In other words, it’s all your fault.
In 1991, King’s editor at Viking, Chuck Verrill, suggested that he write the book that Beaumont and Stark were working on together but never finished in The Dark Half, called Steel Machine. It would be published as a Bachman book. King claimed in an interview that year that he was thinking about doing it, but the book never came out. I wonder why.
Grady Hendrix is the author of Satan Loves You, Occupy Space, and he’s the co-author of Dirt Candy: A Cookbook, the first graphic novel cookbook. He’s written for publications ranging from Playboy to World Literature Today and his story, “Mofongo Knows” appears in the anthology, The Mad Scientist’s Guide to World Domination.
In another King novel (forget which), Thad Beaumont is referred to in passing by one of the characters as a divorced drunk, so your prediction is on the mark, Grady.
I seem to recall him dying by his own hand in yet another King novel, but the memory gnomes have lost the file card for that too.
@1, it seems to me that Beaumont is referenced in the Dark Tower books somewhere? Or maybe because everything else is.
Dark Tower books 6 and 7 ends up being largely a rumination on where do the ideas come from, and the fact that sometimes the ideas come from scary places that normal people don’t want to visit.
@1 In Needful Things, Beaumont is referred to as a drunk. In Bag of Bones, we learn he’s committed suicide.
@2 and @3 – thanks.
@3 already answered what I put here while I was typing it.

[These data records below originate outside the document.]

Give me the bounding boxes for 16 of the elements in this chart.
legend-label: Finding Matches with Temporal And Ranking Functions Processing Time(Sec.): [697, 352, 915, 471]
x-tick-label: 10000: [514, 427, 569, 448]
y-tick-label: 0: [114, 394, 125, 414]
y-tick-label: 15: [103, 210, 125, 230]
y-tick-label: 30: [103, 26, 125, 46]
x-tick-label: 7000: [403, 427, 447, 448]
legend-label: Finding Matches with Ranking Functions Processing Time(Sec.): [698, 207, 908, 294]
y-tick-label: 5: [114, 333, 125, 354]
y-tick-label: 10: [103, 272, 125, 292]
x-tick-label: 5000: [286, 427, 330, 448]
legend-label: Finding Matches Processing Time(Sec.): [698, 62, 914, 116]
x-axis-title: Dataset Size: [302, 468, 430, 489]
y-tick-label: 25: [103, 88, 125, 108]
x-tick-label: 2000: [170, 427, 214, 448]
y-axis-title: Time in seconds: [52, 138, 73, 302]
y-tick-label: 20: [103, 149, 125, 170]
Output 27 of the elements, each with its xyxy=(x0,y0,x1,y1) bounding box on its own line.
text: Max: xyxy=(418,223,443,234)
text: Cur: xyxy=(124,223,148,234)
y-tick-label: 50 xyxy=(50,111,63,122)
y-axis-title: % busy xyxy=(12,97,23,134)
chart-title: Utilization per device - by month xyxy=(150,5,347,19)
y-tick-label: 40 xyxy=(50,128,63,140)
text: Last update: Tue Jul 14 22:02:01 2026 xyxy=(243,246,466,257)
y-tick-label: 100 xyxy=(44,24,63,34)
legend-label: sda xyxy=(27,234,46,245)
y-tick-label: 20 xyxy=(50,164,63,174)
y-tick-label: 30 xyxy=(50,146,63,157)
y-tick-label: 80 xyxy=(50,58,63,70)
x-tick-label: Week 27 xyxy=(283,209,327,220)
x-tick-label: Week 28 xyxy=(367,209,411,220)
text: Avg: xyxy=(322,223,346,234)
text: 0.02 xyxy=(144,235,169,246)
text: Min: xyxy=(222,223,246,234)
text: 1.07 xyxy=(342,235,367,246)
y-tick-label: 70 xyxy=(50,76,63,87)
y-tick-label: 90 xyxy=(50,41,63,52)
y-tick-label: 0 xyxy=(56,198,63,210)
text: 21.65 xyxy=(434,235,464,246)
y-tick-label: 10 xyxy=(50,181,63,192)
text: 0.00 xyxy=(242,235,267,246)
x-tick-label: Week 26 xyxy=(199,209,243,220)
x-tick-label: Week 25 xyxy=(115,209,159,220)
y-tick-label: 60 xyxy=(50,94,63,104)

I know that it isn’t King’s best work by a long shot, but something about the Dark Half has always called to me and I don’t think it’s because I saw the movie version at a young age and it left an imprint on my brain; or that I actually saw the movie before I saw Night of the Living Dead or Dawn of the Dead and was introduced to George Remero thorugh the movie version of this book. I think it was because what you described in the review: that a writer is so in love with his work that others will always play second fiddle. That’s a harsh reality I’ve come to over the years. I mean, don’t get me wrong, I love my son and my son’s mother, whom I’ve been seeing for nigh on 13 years; only I’ve lived with my own head and my own work and my “Writer’s Personality” for much longer. I don’t like my writing to be interfered with in a way that I’ve never attached myself to any other thing that’s not flesh. I suppose I write in that semi-spirit walking state as well and I too don’t know what will happen. Within reason, I don’t know where my stories will go. When I was writing my first novel, I just KNEW how it would end and what was going to happen and which characters were going to make it. But then I came to a point in the story where something happened to one of the three main characters and I knew that he had to go, just like that, and that it was he who was supposed to live. That all sounds very cheesy and like I’m only trying to relate to an author who is successful, however, I’ve read of other writers who do similar things-just throw out the outline at some point. I think that’s why, though the book isn’t his best work by a long sight, I still feel a connection to it.
I remember reading excerpts of The Dark Half published in a woman’s magazine here in Australia my mum would by each week. Not sure what the publishers thought they were doing buying excerpts from a story like this, but it’s probably testament to how huge a figure in the publishing landscape King was back then.